Yine hastalığın birinci kademelerinde, yani kıkırdak kaybının tam olmadığı hastalarımızda, kıkırdak besleyici diz içi enjeksiyonlarla tedavi düzenleriz.
Tedavide değerli ögelerden biri de her gün uygulanması gereken ve dizi muhafazaya yönelik bir idman programının hastaya sağlanmasıdır.
Bu uygulamalara karşın hastamızın şikayetleri hala devam ediyorsa cerrahi tedavi metotları uygulanır.
Cerrahi Tedavideki Yenilikler
Dünyada son 5 yılda diz kireçlenmesi cerrahi tedavisinde çok değerli gelişmeler kaydedilmiştir.

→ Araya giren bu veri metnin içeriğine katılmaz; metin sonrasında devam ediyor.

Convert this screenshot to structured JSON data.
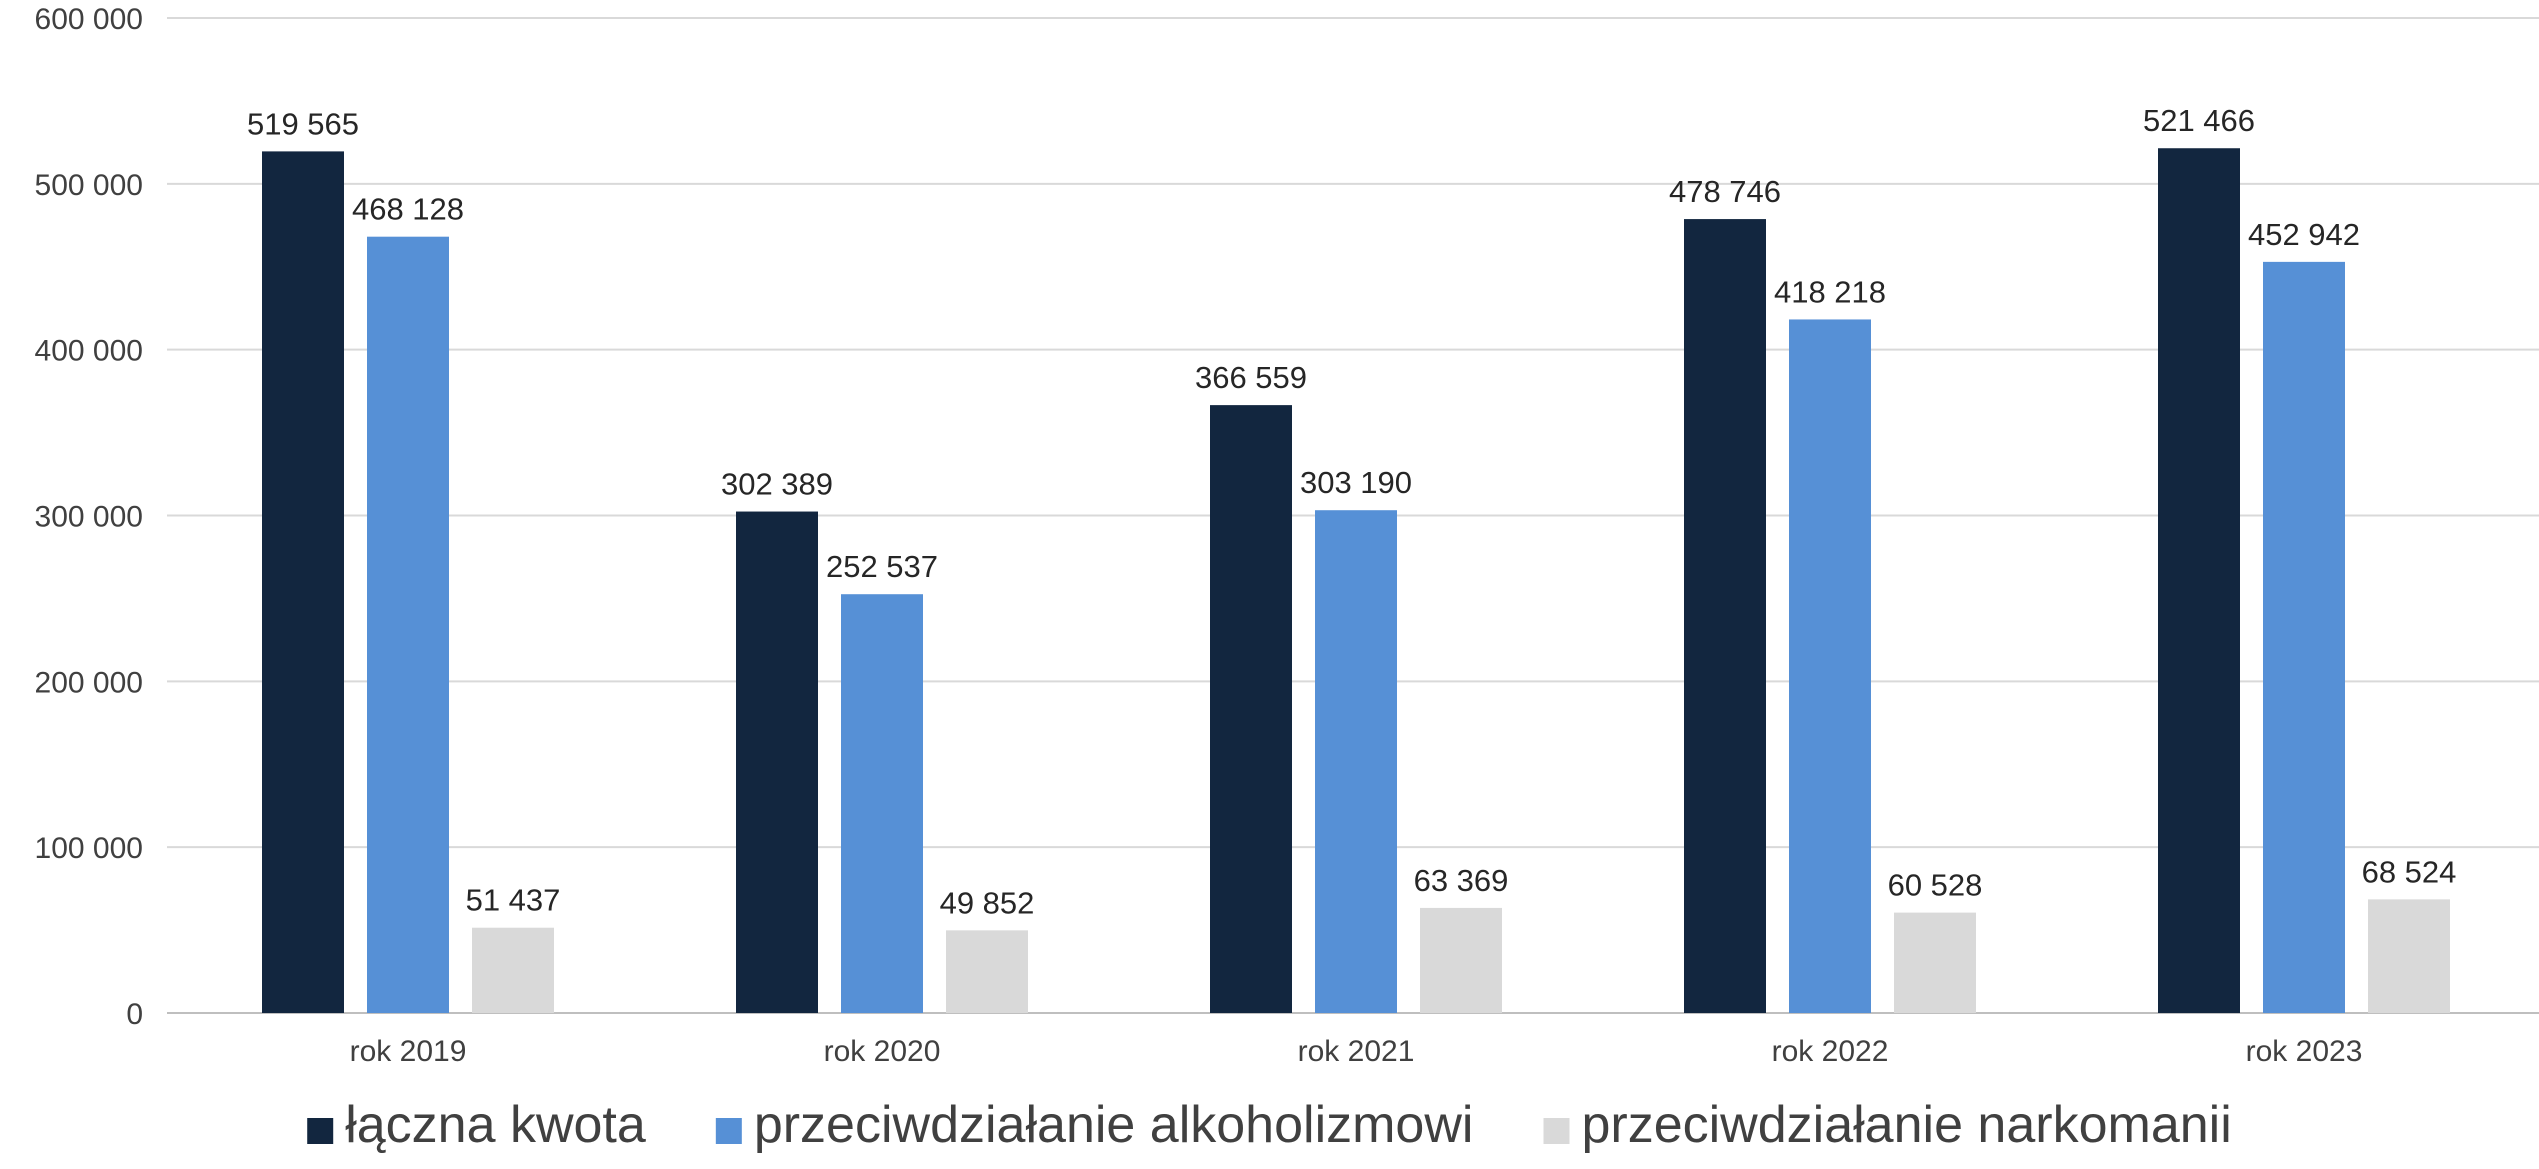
{
  "chart_data": {
    "type": "bar",
    "title": "",
    "xlabel": "",
    "ylabel": "",
    "categories": [
      "rok 2019",
      "rok 2020",
      "rok 2021",
      "rok 2022",
      "rok 2023"
    ],
    "series": [
      {
        "name": "łączna kwota",
        "color": "#12263f",
        "values": [
          519565,
          302389,
          366559,
          478746,
          521466
        ],
        "labels": [
          "519 565",
          "302 389",
          "366 559",
          "478 746",
          "521 466"
        ]
      },
      {
        "name": "przeciwdziałanie alkoholizmowi",
        "color": "#5690d6",
        "values": [
          468128,
          252537,
          303190,
          418218,
          452942
        ],
        "labels": [
          "468 128",
          "252 537",
          "303 190",
          "418 218",
          "452 942"
        ]
      },
      {
        "name": "przeciwdziałanie narkomanii",
        "color": "#d9d9d9",
        "values": [
          51437,
          49852,
          63369,
          60528,
          68524
        ],
        "labels": [
          "51 437",
          "49 852",
          "63 369",
          "60 528",
          "68 524"
        ]
      }
    ],
    "ylim": [
      0,
      600000
    ],
    "yticks": [
      0,
      100000,
      200000,
      300000,
      400000,
      500000,
      600000
    ],
    "ytick_labels": [
      "0",
      "100 000",
      "200 000",
      "300 000",
      "400 000",
      "500 000",
      "600 000"
    ],
    "grid": true,
    "legend_position": "bottom"
  }
}
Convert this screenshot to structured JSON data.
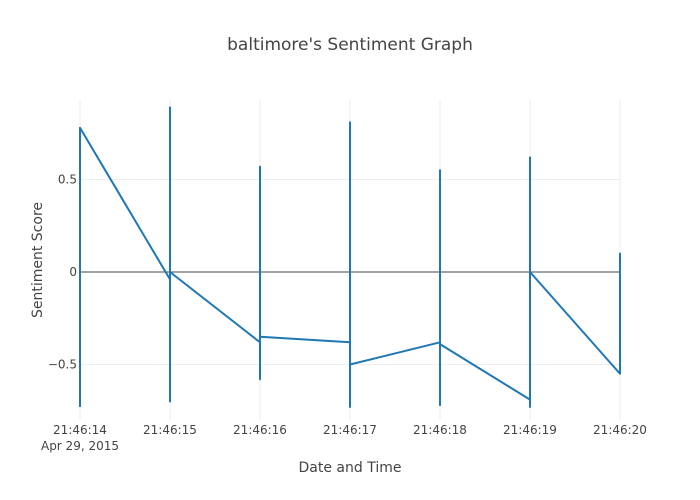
{
  "chart_data": {
    "type": "line",
    "title": "baltimore's Sentiment Graph",
    "xlabel": "Date and Time",
    "ylabel": "Sentiment Score",
    "x_ticks": [
      {
        "t": 0,
        "label": "21:46:14",
        "sublabel": "Apr 29, 2015"
      },
      {
        "t": 1,
        "label": "21:46:15",
        "sublabel": ""
      },
      {
        "t": 2,
        "label": "21:46:16",
        "sublabel": ""
      },
      {
        "t": 3,
        "label": "21:46:17",
        "sublabel": ""
      },
      {
        "t": 4,
        "label": "21:46:18",
        "sublabel": ""
      },
      {
        "t": 5,
        "label": "21:46:19",
        "sublabel": ""
      },
      {
        "t": 6,
        "label": "21:46:20",
        "sublabel": ""
      }
    ],
    "y_ticks": [
      {
        "v": 0.5,
        "label": "0.5"
      },
      {
        "v": 0,
        "label": "0"
      },
      {
        "v": -0.5,
        "label": "−0.5"
      }
    ],
    "xlim": [
      0,
      6
    ],
    "ylim": [
      -0.8,
      0.93
    ],
    "series": [
      {
        "color": "#1f77b4",
        "points": [
          [
            0,
            -0.73
          ],
          [
            0,
            0.78
          ],
          [
            1,
            -0.04
          ],
          [
            1,
            0.89
          ],
          [
            1,
            -0.7
          ],
          [
            1,
            0.0
          ],
          [
            2,
            -0.38
          ],
          [
            2,
            0.57
          ],
          [
            2,
            -0.58
          ],
          [
            2,
            -0.35
          ],
          [
            3,
            -0.38
          ],
          [
            3,
            0.81
          ],
          [
            3,
            -0.73
          ],
          [
            3,
            -0.5
          ],
          [
            4,
            -0.38
          ],
          [
            4,
            0.55
          ],
          [
            4,
            -0.72
          ],
          [
            4,
            -0.39
          ],
          [
            5,
            -0.69
          ],
          [
            5,
            0.62
          ],
          [
            5,
            -0.73
          ],
          [
            5,
            0.0
          ],
          [
            6,
            -0.55
          ],
          [
            6,
            0.1
          ],
          [
            6,
            -0.55
          ]
        ]
      }
    ]
  }
}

Bu gelişmeler sayesinde hastalar genel anestezi olmadan, yalnızca bacakların uyuşturulduğu prosedürle ameliyat edilmektedirler. Ameliyat oldukları günün sonraki günü ayağa kalkıp yürüyebilmekteler ve ameliyatın akabinde 3. gün kendi günlük muhtaçlıklarını yardımsız yapabilmektedirler. Cerrahi teknikte ameliyat yarasının daha küçük açılması ve kaslara yapılan minimal kesiler sayesinde güzelleşme süreci epeyce kısalmıştır. Hastalar çoğunlukla kimsenin yardımı olmaksızın ameliyat sonrası süreci yalnız ve tam sağlıklı geçirebilmektedirler.
Ameliyat sonrası enfeksiyon riski, doktor cerrahın kullandığı cerrahi teknik ve gelişen teknolojinin yardımıyla alınan tedbirler sayesinde tarihe karışma basamağındadır.